This article is about the extinct group in Ethiopia. For the settlement in Kenya, see
Gaturi.
Ethnic group
Gaturi
Regions with significant populations
Languages
Gaturi
Religion
Pagan?, Islam
The Gaturi (
Harari: ጋቱሪ), also spelled as Gatouri are an extinct ethnic group that once inhabited present-day eastern
Ethiopia.[1]
History
According to
Mohammed Hassen, the Gaturi were a Semitic-speaking people who resided in the region of mount
Kundudo and
Babile, the region that formed part of the little principality of
Dawaro.[2] Historian
Merid Wolde Aregay deduced that the Gaturi state language was
Harari.[3]
The Harari chronicle states
Abadir arrived at an Islamic region called Balad Gatur known later as
Harar in the tenth or thirteenth century.[4][5] In Harar, Abadir encountered the Gaturi alongside the
Harla and
Argobba people.[6] Gaturi is claimed by one source to be a Harla sub clan.[7] According to another Harari tradition seven clans and villages united against a common adversary, including Gaturi, to form Harar city state.[8]
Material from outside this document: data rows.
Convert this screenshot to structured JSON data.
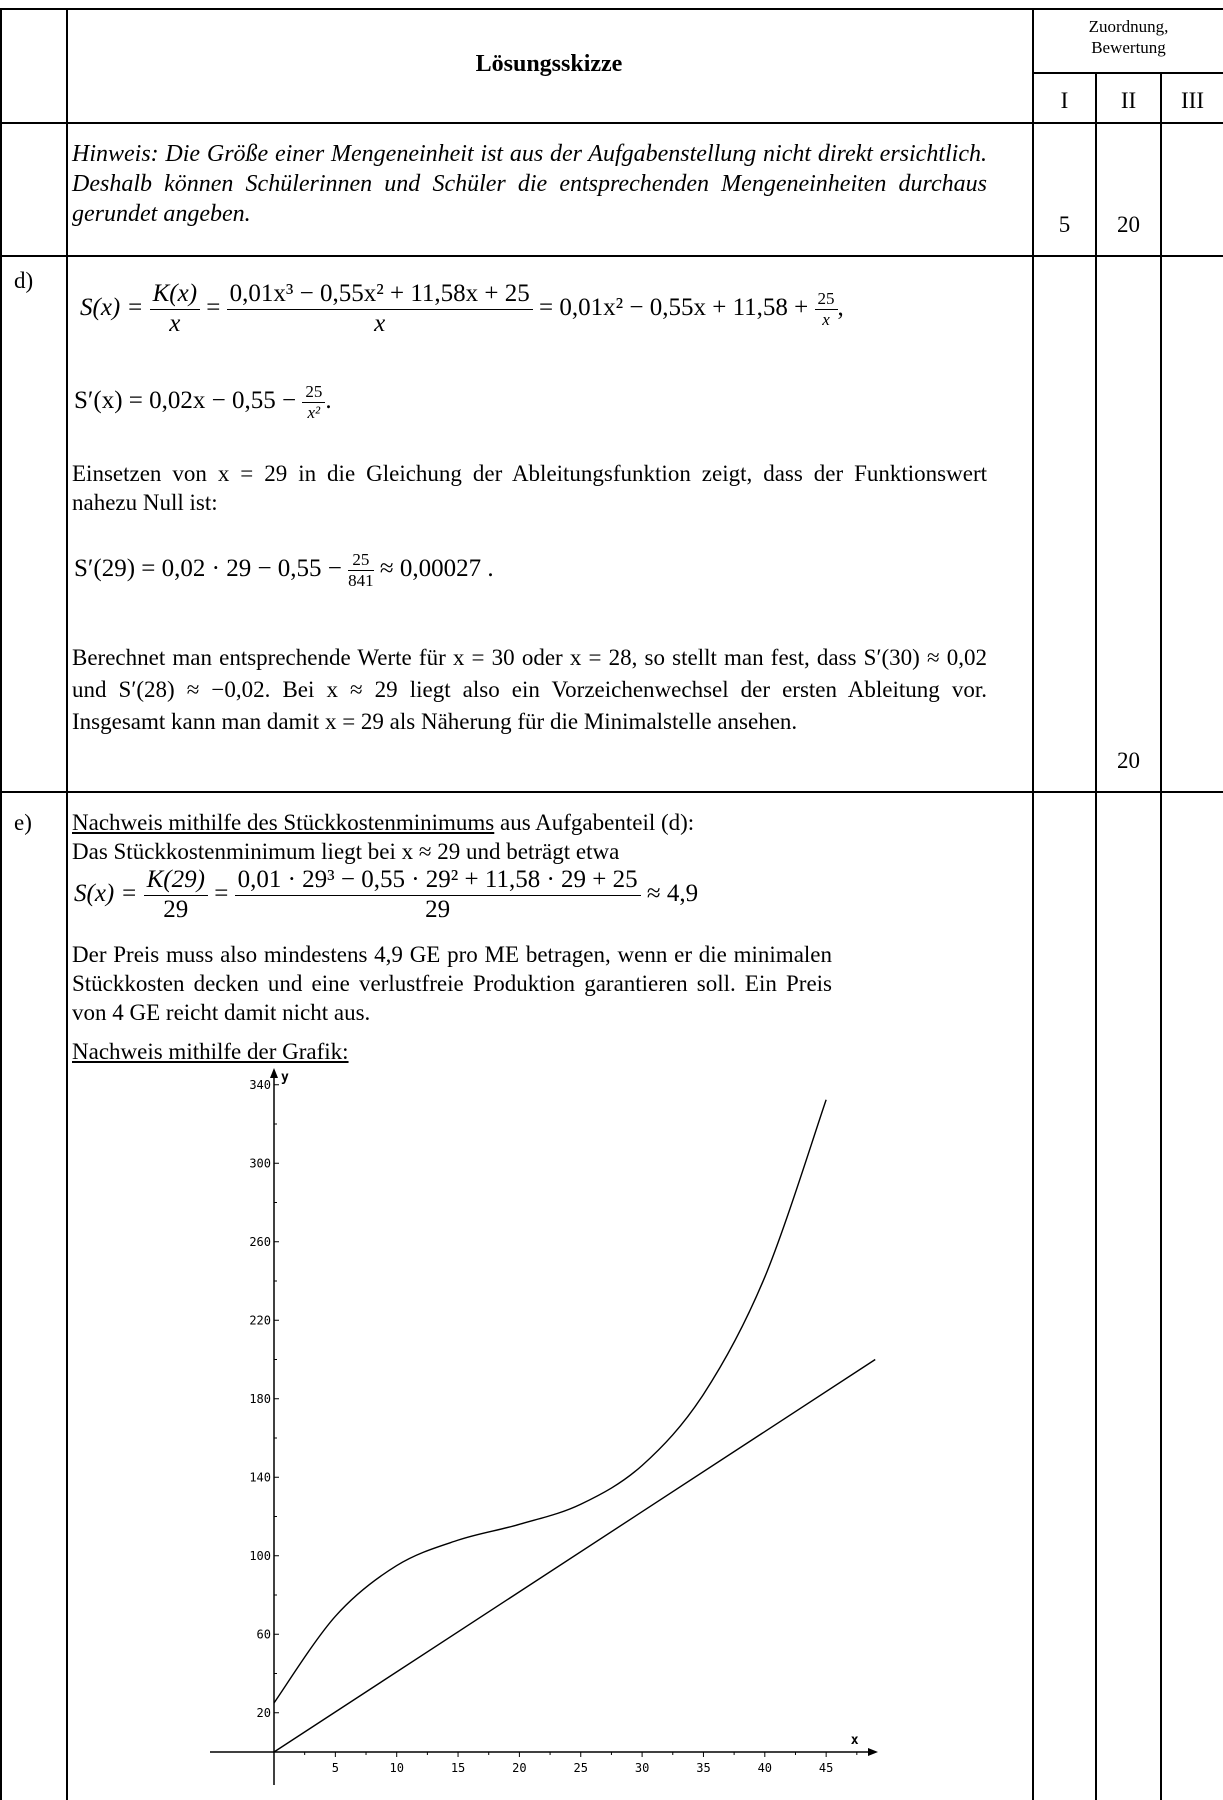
{
  "header": {
    "title": "Lösungsskizze",
    "zuordnung_line1": "Zuordnung,",
    "zuordnung_line2": "Bewertung",
    "col_I": "I",
    "col_II": "II",
    "col_III": "III"
  },
  "hint": {
    "text": "Hinweis: Die Größe einer Mengeneinheit ist aus der Aufgabenstellung nicht direkt ersichtlich. Deshalb können Schülerinnen und Schüler die entsprechenden Mengeneinheiten durchaus gerundet angeben.",
    "score_I": "5",
    "score_II": "20"
  },
  "part_d": {
    "label": "d)",
    "eq1_lhs": "S(x) =",
    "eq1_frac1_num": "K(x)",
    "eq1_frac1_den": "x",
    "eq1_frac2_num": "0,01x³ − 0,55x² + 11,58x + 25",
    "eq1_frac2_den": "x",
    "eq1_rhs": "= 0,01x² − 0,55x + 11,58 +",
    "eq1_frac3_num": "25",
    "eq1_frac3_den": "x",
    "eq1_end": ",",
    "eq2_lhs": "S′(x) = 0,02x − 0,55 −",
    "eq2_frac_num": "25",
    "eq2_frac_den": "x²",
    "eq2_end": ".",
    "text1": "Einsetzen von x = 29 in die Gleichung der Ableitungsfunktion zeigt, dass der Funktionswert nahezu Null ist:",
    "eq3_lhs": "S′(29) = 0,02 · 29 − 0,55 −",
    "eq3_frac_num": "25",
    "eq3_frac_den": "841",
    "eq3_rhs": "≈ 0,00027 .",
    "text2": "Berechnet man entsprechende Werte für x = 30 oder x = 28, so stellt man fest, dass S′(30) ≈ 0,02 und S′(28) ≈ −0,02. Bei x ≈ 29 liegt also ein Vorzeichen­wechsel der ersten Ableitung vor. Insgesamt kann man damit x = 29 als Nähe­rung für die Minimalstelle ansehen.",
    "score_II": "20"
  },
  "part_e": {
    "label": "e)",
    "heading1": "Nachweis mithilfe des Stückkostenminimums",
    "heading1_suffix": " aus Aufgabenteil (d):",
    "line2": "Das Stückkostenminimum liegt bei x ≈ 29 und beträgt etwa",
    "eq_lhs": "S(x) =",
    "eq_frac1_num": "K(29)",
    "eq_frac1_den": "29",
    "eq_frac2_num": "0,01 · 29³ − 0,55 · 29² + 11,58 · 29 + 25",
    "eq_frac2_den": "29",
    "eq_rhs": "≈ 4,9",
    "text": "Der Preis muss also mindestens 4,9 GE pro ME betragen, wenn er die minima­len Stückkosten decken und eine verlustfreie Produktion garantieren soll. Ein Preis von 4 GE reicht damit nicht aus.",
    "heading2": "Nachweis mithilfe der Grafik:"
  },
  "chart_data": {
    "type": "line",
    "xlabel": "x",
    "ylabel": "y",
    "x_ticks": [
      5,
      10,
      15,
      20,
      25,
      30,
      35,
      40,
      45
    ],
    "y_ticks": [
      20,
      60,
      100,
      140,
      180,
      220,
      260,
      300,
      340
    ],
    "xlim": [
      0,
      49
    ],
    "ylim": [
      0,
      345
    ],
    "series": [
      {
        "x": [
          0,
          5,
          10,
          15,
          20,
          25,
          30,
          35,
          40,
          45
        ],
        "y": [
          25,
          69.15,
          95,
          107.95,
          116,
          126.25,
          146,
          182.25,
          242,
          332.35
        ]
      },
      {
        "x": [
          0,
          49
        ],
        "y": [
          0,
          200
        ]
      }
    ]
  }
}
In the middle ages during the
Ethiopian-Adal war, one of the leaders of the Muslim forces of
Malassay was Amir Husain bin Abubaker al-Gaturi.[9]Ahmad ibn Ibrahim al-Ghazi designated Amir Husain al-Gaturi as governor of
Dawaro region which was a border province of Abyssinia.[10]
Gaturi ceased to be mentioned in texts after the sixteenth century. Gaturi is today represented as a sub group of the
Harari people and remains a Harari surname.[11][12]